SȾÁUTW̱ (Tsawout) First Nation

SȾÁUTW̱ (Tsawout) First Nation (pronounced say-out) is one of the five bands that constitute the W̱SÁNEĆ peoples along with W̱JOȽEȽP, W̱SĺḴEM, BOḰEĆEN and MÁLEXEȽ Nations. W̱SÁNEĆ means "the emerging people" in SENĆOŦEN, a W̱SÁNEĆ language, referring to an ancient story of a great flood the land emerged from. SENĆOŦEN is one of several languages the W̱SÁNEĆ people traditionally spoke in order to communicate with other Nations. They have occupied the Saanich Peninsula, Gulf Islands, San Juan Islands and surrounding area for thousands of years. W̱SÁNEĆ refers to the people as well as the land and is where the english derivation of "Saanich" comes from.

The W̱SÁNEĆ peoples are descendants of the original signatories to the Douglas Treaties in 1852 which protects their village sites and the rights to hunt and fish as formerly. While the written text of the document identifies a transfer of land, the oral history describes a peace agreement between two societies. The implications of this treaty are still emerging today.
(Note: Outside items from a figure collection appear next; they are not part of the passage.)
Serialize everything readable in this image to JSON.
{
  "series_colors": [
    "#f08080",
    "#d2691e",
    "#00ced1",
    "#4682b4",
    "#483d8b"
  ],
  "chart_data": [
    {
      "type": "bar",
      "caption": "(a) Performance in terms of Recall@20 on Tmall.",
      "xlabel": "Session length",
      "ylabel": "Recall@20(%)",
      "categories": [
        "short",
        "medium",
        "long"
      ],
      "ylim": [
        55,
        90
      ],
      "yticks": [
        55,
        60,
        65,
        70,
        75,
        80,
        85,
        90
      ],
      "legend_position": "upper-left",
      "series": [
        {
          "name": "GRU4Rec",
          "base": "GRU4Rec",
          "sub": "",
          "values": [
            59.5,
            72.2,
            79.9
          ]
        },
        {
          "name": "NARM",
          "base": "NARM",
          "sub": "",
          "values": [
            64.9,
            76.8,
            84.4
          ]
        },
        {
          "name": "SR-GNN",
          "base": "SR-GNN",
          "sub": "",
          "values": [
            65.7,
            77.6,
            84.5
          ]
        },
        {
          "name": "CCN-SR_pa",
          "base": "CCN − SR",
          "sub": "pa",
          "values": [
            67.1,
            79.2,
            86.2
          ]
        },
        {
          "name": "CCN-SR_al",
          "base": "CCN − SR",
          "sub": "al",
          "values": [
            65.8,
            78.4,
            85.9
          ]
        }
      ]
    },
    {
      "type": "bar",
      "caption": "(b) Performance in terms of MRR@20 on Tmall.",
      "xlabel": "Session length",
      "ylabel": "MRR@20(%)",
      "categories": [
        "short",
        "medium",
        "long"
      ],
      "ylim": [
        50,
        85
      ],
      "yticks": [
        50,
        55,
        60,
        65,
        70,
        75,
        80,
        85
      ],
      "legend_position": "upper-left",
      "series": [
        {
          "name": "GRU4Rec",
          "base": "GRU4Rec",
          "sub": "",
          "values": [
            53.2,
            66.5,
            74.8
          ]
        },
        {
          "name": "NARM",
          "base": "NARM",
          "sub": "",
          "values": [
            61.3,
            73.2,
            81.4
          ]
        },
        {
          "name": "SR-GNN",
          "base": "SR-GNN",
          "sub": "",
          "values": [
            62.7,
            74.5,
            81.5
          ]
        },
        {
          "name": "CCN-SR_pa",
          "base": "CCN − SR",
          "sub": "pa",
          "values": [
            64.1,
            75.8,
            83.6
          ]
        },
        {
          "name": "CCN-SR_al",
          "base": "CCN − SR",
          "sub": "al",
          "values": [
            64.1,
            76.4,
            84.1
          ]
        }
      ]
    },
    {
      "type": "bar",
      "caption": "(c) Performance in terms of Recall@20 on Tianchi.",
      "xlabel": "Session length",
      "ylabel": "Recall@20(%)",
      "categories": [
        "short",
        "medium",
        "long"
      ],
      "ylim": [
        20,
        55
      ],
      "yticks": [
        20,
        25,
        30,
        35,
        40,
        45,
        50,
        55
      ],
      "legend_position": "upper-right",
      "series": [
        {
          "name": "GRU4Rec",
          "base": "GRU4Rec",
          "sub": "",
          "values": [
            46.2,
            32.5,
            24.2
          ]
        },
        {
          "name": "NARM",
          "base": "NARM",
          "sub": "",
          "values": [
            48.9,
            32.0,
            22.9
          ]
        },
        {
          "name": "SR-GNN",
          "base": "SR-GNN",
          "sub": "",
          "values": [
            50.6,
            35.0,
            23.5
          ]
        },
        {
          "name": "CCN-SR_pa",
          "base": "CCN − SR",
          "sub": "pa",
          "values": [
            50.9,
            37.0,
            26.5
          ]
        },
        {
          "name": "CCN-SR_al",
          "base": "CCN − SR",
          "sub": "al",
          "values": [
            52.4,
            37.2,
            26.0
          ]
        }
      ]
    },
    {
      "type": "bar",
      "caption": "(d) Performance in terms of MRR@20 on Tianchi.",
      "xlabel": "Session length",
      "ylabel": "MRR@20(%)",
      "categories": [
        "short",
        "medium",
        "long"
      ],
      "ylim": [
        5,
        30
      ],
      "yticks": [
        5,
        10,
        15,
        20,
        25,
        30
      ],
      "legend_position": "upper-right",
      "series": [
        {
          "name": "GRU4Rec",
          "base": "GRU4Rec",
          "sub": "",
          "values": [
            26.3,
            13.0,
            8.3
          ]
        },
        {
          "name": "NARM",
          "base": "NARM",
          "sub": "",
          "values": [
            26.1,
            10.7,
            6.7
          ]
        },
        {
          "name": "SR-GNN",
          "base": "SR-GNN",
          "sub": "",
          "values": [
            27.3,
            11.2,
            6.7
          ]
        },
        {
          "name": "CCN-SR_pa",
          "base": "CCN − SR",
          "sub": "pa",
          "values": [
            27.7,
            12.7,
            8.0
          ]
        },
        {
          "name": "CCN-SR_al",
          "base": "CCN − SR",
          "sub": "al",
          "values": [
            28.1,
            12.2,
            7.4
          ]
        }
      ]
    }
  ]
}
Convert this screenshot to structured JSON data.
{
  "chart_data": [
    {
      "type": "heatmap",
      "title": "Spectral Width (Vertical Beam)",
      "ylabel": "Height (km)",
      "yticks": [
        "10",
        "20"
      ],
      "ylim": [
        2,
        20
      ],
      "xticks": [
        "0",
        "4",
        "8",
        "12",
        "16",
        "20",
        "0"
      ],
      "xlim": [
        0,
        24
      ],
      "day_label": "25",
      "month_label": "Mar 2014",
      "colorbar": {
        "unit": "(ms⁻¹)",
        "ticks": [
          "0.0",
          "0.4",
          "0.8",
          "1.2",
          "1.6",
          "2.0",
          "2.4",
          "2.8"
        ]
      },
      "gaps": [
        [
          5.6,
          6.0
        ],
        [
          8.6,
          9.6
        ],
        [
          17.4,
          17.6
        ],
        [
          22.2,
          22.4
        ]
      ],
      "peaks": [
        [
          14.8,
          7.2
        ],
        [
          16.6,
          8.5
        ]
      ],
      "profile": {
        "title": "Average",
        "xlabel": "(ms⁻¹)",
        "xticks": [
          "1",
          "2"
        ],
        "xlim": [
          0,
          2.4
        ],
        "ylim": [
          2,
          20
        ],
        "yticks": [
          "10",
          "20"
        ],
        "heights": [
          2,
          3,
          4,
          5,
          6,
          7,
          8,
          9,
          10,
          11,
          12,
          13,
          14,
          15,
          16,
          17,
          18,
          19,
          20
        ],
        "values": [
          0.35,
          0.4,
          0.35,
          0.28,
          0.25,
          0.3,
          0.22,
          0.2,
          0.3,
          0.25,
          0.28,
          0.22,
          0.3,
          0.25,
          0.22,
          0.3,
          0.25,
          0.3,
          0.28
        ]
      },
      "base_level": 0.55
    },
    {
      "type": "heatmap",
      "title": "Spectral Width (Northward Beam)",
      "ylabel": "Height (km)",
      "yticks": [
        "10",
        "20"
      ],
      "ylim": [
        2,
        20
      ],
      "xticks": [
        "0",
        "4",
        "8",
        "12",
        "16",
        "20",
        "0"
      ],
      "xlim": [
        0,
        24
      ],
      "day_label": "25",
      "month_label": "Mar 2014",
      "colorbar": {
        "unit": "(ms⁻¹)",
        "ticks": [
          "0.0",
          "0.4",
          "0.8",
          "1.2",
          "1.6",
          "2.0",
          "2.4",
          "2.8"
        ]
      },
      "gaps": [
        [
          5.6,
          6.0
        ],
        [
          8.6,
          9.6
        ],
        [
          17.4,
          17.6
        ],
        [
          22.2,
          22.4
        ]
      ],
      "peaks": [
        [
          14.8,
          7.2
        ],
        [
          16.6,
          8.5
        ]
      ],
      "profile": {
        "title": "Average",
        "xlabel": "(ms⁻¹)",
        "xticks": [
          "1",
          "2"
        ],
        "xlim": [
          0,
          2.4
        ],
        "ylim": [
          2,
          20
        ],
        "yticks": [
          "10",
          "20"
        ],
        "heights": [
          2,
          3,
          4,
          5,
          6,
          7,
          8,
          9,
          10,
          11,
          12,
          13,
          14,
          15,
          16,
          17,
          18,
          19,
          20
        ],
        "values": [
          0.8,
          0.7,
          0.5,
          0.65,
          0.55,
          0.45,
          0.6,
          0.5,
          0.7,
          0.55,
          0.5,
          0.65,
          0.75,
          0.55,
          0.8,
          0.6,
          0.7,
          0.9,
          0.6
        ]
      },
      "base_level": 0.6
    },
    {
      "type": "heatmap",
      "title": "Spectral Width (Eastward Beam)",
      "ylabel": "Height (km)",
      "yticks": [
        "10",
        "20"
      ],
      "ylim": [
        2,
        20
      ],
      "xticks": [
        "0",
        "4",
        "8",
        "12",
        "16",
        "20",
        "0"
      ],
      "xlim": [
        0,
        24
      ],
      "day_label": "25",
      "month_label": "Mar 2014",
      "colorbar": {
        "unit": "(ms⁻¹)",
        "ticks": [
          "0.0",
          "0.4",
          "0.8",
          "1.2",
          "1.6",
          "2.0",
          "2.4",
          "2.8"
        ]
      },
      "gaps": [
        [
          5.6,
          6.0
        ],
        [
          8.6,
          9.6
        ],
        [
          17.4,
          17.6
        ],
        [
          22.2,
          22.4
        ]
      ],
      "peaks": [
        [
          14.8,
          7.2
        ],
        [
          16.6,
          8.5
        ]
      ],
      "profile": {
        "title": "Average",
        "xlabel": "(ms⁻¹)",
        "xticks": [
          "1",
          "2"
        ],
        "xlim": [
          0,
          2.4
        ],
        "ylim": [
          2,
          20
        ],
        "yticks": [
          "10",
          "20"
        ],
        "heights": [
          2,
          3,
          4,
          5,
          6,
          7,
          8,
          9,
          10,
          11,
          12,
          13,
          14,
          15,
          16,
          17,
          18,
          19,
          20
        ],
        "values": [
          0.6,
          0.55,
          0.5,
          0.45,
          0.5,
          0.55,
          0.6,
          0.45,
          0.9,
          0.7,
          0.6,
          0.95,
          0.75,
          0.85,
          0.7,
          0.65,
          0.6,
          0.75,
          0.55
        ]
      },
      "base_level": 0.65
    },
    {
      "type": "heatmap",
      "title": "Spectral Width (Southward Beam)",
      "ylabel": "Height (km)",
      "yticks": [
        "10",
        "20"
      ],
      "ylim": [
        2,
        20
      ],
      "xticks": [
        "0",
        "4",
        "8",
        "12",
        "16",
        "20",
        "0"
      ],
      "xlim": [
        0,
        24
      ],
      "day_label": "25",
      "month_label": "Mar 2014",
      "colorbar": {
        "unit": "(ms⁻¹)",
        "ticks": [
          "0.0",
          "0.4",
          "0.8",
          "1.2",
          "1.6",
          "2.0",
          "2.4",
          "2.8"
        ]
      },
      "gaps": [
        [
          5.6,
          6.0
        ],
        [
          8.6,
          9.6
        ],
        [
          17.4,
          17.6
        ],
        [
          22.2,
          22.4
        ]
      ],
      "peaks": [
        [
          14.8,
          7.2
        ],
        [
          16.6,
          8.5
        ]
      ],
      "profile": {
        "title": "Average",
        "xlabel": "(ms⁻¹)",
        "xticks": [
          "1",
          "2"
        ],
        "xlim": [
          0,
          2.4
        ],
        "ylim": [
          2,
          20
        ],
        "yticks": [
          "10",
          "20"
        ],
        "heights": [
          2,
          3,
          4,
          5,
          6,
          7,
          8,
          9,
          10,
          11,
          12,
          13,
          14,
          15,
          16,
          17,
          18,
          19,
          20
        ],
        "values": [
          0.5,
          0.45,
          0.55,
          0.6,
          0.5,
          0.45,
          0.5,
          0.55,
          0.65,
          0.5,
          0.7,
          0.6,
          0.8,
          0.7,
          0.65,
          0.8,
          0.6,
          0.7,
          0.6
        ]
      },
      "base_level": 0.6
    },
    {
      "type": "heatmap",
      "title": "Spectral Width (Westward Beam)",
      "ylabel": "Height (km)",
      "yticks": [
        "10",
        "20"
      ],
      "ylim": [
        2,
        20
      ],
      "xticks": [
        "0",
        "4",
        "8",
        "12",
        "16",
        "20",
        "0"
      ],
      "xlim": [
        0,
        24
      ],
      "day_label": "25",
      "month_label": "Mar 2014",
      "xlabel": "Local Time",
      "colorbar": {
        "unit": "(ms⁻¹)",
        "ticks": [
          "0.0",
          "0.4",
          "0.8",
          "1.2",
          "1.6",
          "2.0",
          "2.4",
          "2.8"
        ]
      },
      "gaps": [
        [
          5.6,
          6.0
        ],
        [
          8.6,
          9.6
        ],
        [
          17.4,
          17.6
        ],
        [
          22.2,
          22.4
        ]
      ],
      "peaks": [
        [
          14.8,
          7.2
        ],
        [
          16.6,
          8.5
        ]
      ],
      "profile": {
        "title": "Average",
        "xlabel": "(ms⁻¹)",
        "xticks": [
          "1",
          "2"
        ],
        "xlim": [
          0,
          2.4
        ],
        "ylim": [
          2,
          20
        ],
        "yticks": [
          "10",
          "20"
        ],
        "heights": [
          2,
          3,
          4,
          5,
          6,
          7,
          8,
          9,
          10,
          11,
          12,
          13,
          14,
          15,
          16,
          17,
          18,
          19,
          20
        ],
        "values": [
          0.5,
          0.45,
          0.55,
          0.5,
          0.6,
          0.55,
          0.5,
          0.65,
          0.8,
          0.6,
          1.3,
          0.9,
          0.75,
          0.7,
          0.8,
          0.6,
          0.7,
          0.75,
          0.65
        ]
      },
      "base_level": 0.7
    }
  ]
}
SȾÁUTW̱ means "houses on top" in SENĆOŦEN as this was the view coming in from the ocean and is still a village site today. Tsawout has six reserves totalling 419 hectares. The two largest are Saturna Island No. 7 (145.7 hectares) and Tsawout’s main reserve, East Saanich No. 2 (237.7 hectares) which is located in Saanichton Bay, 15 minutes north of Victoria and is Tsawout’s main population and service centre. Their administration building has a gymnasium, kitchen and office space as well as a newly built greenhouse. Tsawout is also home to a rare dune ecosystem, ȾIX̱EṈ - meaning "spit" in SENĆOŦEN.

Tsawout has a population of approximately 900 members and is governed by a chief and eight councillors with elections held every two years.

W̱SĺḴEM (Tseycum) First Nation

W̱SĺḴEM (Tseycum) First Nation is one iof the First Nations that constitute the W̱SÁNEĆ peoples. W̱SÁNEĆ means "the emerging people" in SENĆOŦEN, a W̱SÁNEĆ language, referring to an ancient story of a great flood the land emerged from. SENĆOŦEN is one of several languages the W̱SÁNEĆ people traditionally spoke in order to communicate with other Nations. They have occupied the Saanich Peninsula, Gulf Islands, San Juan Islands and surrounding area for thousands of years. W̱SÁNEĆ refers to the people as well as the land and is where the english derivation of "Saanich" comes from.

The W̱SÁNEĆ peoples are descendants of the original signatories to the Douglas Treaties in 1852 which protects their village sites and the rights to hunt and fish as formerly. While the written text of the document identifies a transfer of land, the oral history describes a peace agreement between two societies. The implications of this treaty are still emerging today.

W̱SĺḴEM meaning "land of clay" in SENĆOŦEN is governed by a chief and two councillors. Elections are held every two years and they have around 200 members.The primary reserve is located on West Saanich Road just north of the Victoria International Airport in Patricia Bay on the Saanich Peninsula. In addition to the 28 hectares reserve they also have shared control over another four reserves totalling about 164 hectares.